今回の侵略的外来種リスト(仮称)の作成により、要注意外来生物は発展的に解消する
こととしている。要注意外来生物に対する指摘も踏まえ、選定の基準や評価項目を整理す
るとともに、上述のとおり対策の方向性や定着段階等を示すことで、リストを活用する者
が問題点を理解でき、適切な対策が進むことを目指して検討を進めている。
なお、外来生物法の対象となっておらず、要注意外来生物においても選定対象とされて
いなかった国内由来の外来種についても、今回のリストでは掲載する予定である。
5.今後の外来種対策に向けて
来年で外来生物法が施行されて 10 年となる。特定外来生物の指定や防除の実施、法改正
など、外来生物法の枠組みの中での対策は一定の進展があったといえる。しかし、外来種
には、私たちの社会に欠かせない役割を持っているものもあり、外来種問題への対処は法
律による規制のみならず、広範な視点で検討される必要がある。今回の行動計画とリスト
の作成にあたっては、このことが強く意識されている。
外来種問題の解決に向けては、国や地方公共団体などの行政機関だけでなく、外来種を
利用する事業者や国民等様々な主体の理解と協力が不可欠である。
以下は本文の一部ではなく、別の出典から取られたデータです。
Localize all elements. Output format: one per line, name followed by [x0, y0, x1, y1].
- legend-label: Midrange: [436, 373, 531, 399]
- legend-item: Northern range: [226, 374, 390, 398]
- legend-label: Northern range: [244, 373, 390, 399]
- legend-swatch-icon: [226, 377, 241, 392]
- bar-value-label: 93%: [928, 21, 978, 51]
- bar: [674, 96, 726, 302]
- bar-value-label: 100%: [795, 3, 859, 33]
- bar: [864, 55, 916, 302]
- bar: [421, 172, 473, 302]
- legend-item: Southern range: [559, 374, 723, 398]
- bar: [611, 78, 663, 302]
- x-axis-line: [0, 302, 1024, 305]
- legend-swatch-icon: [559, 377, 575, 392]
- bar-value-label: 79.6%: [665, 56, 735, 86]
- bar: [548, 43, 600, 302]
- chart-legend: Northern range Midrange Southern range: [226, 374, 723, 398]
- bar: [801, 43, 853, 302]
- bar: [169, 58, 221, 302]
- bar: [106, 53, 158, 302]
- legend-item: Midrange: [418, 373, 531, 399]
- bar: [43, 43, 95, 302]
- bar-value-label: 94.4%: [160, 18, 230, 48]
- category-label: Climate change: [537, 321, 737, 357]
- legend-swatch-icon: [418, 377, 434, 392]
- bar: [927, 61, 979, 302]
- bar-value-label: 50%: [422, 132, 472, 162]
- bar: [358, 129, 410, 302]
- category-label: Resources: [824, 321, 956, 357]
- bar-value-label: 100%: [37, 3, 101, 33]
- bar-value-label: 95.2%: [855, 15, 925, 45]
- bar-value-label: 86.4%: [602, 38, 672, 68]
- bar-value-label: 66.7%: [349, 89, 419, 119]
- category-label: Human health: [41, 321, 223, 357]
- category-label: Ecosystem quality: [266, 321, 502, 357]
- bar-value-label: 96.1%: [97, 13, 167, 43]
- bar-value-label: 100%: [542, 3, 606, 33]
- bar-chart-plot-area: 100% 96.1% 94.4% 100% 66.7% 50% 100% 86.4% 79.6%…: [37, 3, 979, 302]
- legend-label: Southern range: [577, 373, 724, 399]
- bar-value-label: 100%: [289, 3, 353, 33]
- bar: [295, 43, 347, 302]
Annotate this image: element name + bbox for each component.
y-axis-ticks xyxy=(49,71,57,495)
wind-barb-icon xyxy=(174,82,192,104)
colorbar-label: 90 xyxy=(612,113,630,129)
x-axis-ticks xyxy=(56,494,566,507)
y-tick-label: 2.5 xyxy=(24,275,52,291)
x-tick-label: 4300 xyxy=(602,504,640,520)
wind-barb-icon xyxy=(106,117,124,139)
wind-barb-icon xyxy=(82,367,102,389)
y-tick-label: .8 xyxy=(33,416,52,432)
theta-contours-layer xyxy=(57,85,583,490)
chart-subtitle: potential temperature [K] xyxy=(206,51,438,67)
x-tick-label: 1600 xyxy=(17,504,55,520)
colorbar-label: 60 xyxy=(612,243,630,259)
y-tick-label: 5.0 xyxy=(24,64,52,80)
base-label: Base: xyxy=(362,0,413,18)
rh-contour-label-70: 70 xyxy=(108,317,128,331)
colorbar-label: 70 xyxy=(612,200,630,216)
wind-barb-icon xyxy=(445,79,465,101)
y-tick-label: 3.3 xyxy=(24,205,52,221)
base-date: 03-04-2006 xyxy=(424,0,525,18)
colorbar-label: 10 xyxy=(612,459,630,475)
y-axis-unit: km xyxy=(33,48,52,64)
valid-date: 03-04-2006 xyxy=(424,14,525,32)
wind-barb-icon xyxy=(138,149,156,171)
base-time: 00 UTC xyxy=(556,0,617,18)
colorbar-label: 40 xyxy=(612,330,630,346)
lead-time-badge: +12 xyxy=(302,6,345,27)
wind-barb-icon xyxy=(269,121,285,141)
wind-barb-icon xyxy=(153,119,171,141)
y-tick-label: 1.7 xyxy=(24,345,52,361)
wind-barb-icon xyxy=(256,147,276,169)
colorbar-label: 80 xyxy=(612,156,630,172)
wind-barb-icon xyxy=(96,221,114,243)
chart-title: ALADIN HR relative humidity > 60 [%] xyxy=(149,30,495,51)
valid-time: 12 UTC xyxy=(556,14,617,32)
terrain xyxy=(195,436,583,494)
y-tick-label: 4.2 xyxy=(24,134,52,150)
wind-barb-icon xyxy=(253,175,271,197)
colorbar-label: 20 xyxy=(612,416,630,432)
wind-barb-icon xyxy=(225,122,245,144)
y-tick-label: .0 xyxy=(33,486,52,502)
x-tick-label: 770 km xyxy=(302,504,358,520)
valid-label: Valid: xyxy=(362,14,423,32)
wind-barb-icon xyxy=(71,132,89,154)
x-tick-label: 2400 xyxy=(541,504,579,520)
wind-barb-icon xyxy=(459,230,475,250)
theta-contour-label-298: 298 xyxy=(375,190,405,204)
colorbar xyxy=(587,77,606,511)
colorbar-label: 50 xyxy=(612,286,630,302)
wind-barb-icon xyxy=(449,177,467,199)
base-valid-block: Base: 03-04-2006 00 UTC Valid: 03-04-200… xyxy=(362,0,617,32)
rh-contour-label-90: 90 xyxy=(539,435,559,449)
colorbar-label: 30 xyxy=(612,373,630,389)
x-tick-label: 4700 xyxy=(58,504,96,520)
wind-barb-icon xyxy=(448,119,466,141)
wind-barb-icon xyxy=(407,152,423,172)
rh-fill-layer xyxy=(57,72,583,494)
行動計画とリストでは、
特定外来生物のみならず、外来種全般に関する対策の基本的な考え方や各主体に求められ
る役割等を整理することとしている。外来生物法による厳しい規制によるだけでなく、様々
な主体が外来種のリスクを知り、それぞれの外来種との関わり方において適切な対応がな
されるよう、外来種に関する理解の促進を図っていきたい。